Sakroiliit durumunda spor yasağı yoktur, aksine yeterli fiziksel aktivite hastalığın seyrini olumlu yönde etkilemek için önemlidir. Düzenli egzersiz genellikle sırtın aksi takdirde yaklaşan sertleşmesini önleyebilir veya en azından geciktirebilir. Sakroiliit ile hangi sporun yapılması gerektiğine dair genel bir öneri veya kısıtlama yoktur. Her şeyden önce, neşe ve motivasyonla gerçekleştirilebilecek düzenli bir aktivite bulmak önemlidir. Ancak hareketleri doğru ve düz bir duruşla gerçekleştirmek özellikle önemlidir. Örneğin, Nordic Walking yaparken yeterince geniş bir basamak genişliğine sahip olduğunuzdan emin olmalısınız. Ayrıca ağrı göz ardı edilmemeli ve sık sık şikayetler yaşıyorsanız gerekirse sporunuzu değiştirmelisiniz. Yapılması gereken en iyi şey, doktorunuzdan veya fizyoterapistinizden size en uygun sporlar hakkında tavsiye almaktır.

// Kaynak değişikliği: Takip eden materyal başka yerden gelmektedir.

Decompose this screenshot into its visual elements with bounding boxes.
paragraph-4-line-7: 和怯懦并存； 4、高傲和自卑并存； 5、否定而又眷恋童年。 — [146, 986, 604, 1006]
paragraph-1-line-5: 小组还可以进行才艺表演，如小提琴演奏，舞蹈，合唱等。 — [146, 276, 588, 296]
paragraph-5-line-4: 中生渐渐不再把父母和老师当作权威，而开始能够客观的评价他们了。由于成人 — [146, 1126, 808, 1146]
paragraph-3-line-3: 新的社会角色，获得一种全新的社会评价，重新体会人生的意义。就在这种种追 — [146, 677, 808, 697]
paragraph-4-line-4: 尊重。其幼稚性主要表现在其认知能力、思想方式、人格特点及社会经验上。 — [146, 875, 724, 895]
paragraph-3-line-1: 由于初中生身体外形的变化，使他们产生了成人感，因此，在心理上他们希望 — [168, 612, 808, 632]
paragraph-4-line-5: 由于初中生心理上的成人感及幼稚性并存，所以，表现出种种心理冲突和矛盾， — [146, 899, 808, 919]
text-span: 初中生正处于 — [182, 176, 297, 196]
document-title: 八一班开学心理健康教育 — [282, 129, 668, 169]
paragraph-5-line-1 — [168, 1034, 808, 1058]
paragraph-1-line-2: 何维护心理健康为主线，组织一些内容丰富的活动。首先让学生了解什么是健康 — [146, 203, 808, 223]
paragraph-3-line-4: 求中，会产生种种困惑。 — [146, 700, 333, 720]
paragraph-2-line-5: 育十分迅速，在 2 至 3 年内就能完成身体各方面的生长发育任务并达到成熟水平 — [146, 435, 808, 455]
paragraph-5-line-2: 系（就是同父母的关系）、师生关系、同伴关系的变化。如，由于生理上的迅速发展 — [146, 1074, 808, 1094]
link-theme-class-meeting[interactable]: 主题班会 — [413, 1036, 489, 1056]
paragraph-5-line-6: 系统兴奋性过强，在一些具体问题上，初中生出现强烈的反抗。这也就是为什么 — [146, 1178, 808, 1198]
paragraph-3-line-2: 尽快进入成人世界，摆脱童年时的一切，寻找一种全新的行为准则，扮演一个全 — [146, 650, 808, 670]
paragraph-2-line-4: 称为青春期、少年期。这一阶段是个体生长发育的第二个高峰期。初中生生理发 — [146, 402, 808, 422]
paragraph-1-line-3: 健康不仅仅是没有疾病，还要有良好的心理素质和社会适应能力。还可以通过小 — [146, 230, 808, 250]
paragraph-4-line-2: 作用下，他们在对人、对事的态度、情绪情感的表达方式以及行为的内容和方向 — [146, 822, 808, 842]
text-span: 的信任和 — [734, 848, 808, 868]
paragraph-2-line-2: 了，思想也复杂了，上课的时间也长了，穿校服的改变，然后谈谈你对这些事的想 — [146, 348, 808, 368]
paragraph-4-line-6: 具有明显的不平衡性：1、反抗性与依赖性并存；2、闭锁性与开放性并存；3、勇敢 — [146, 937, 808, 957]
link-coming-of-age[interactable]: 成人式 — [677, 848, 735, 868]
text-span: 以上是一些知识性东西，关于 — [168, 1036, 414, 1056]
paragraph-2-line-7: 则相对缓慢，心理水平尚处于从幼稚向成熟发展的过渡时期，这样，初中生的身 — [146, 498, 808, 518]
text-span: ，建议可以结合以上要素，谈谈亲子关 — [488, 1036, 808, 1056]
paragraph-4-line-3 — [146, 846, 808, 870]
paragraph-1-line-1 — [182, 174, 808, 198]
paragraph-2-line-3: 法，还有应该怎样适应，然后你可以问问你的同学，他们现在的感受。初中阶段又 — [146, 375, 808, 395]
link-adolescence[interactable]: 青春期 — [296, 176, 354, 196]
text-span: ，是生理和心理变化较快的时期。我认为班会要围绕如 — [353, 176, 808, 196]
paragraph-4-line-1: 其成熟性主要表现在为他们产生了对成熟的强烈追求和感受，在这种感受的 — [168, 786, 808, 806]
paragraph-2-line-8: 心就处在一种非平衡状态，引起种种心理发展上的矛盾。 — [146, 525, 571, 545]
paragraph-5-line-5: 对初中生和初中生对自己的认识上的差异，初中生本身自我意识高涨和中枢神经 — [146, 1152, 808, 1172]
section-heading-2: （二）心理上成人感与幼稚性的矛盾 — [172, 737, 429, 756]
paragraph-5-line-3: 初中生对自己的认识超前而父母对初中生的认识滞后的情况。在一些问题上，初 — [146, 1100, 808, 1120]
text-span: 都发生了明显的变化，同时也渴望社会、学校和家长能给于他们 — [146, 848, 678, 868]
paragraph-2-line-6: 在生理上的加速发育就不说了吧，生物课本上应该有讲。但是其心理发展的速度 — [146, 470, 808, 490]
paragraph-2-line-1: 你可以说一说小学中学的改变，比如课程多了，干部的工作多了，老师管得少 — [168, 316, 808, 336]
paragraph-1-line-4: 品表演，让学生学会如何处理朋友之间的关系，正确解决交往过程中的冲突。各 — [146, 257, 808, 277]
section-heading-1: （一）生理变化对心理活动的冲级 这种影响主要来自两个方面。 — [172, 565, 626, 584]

Diğer hastalıklarla ilişki

Bechterew hastalığı ile ilişki

Sakroiliit, enflamatuar omurga hastalıkları grubunun (Spondylarthridia). En iyi bilinen hastalık Bechterew hastalığıdır, ancak sakroiliit her zaman hastalık sürecinin başlangıcında görülmez. Bazen ankilozan spondilit kendini başlangıçta diğer eklemlerin spesifik olmayan bir enflamasyonu olarak gösterir, bu nedenle tanı genellikle sadece başlangıçta konulabilir. Ankilozan spondilit yoksa, enfeksiyon gibi daha az yaygın bir sakroiliit nedeni de olabilir.

Bu konu hakkında daha fazla bilgi için: Ankilozan spondilit

Crohn hastalığı ile ilişki

Crohn hastalığı, kronik iltihaplı bir bağırsak hastalığıdır. Çoğu vakada sakroiliitin nedeni olan ankilozan spondilit ile yüksek bir ilişki vardır. Ankilozan spondilitten muzdarip hastaların yüzde beş ila on'u, Crohn hastalığı gibi kronik iltihaplı bağırsak hastalığından da muzdariptir. Bu nedenle, sakroiliit varlığında ishal sık görülen ek bir semptomsa, bu ilişki dikkate alınmalıdır. Kronik iltihaplı bağırsak hastalığı şüphesi, kolonoskopi ile netleştirilebilir.

Bu konu hakkında daha fazla bilgi için:

  • Kronik İnflamatuar Bağırsak Hastalığı
  • Crohn hastalığı

HLA B27

HLA, insan lökosit antijeninin kısaltmasıdır. Beyaz kan hücreleri üzerinde bulunan, kişiden kişiye değişebilen özel yapılar sistemidir. Bazı HLA gruplarının belirli hastalıklarla bir ilişkisi olduğu bulunmuştur. HLA B27, ankilozan spondilitli kişilerin yüzde 95'inde tespit edilebilir. Bu durum, sakroiliitin yaygın bir nedenidir.

Bununla birlikte, bu HLA tipine sahip sağlıklı insanlar da olduğu için tek başına HLA B27 tespiti hastalığın kanıtı değildir. Benzer şekilde, etkilenenlerin yüzde beşinde HLA B27 yok. Bununla birlikte, sakroiliit semptomları mevcutsa, HLA B27'nin saptanması, ankilozan spondilit veya ilgili bir hastalığın varlığının bir göstergesini sağlayabilir. Sonuç negatifse, teşhis olası değildir ancak göz ardı edilemez. Bu nedenle, HLA B27 için bir test her zaman hastanın bulgularının bireysel genel görünümünde değerlendirilmelidir.

tetik

Sakroiliitin tetikleyicileri tam olarak anlaşılamamıştır ve halen güncel araştırmaların konusudur. Sakrum ve iliak kemik arasındaki eklemin iltihaplanması genellikle Bechterew hastalığı gibi romatizmal bir hastalık veya Crohn hastalığı gibi kronik iltihaplı bir bağırsak hastalığı bağlamında ortaya çıkar. Bazı genetik, yani kalıtsal yatkınlıklar ile sakroiliit başlaması riski artmıştır. Başka bir aile üyesinin etkilenmesi gerekmez. Bununla birlikte, nadiren, adı geçen form grubundan ailede hastalık birikimi olur.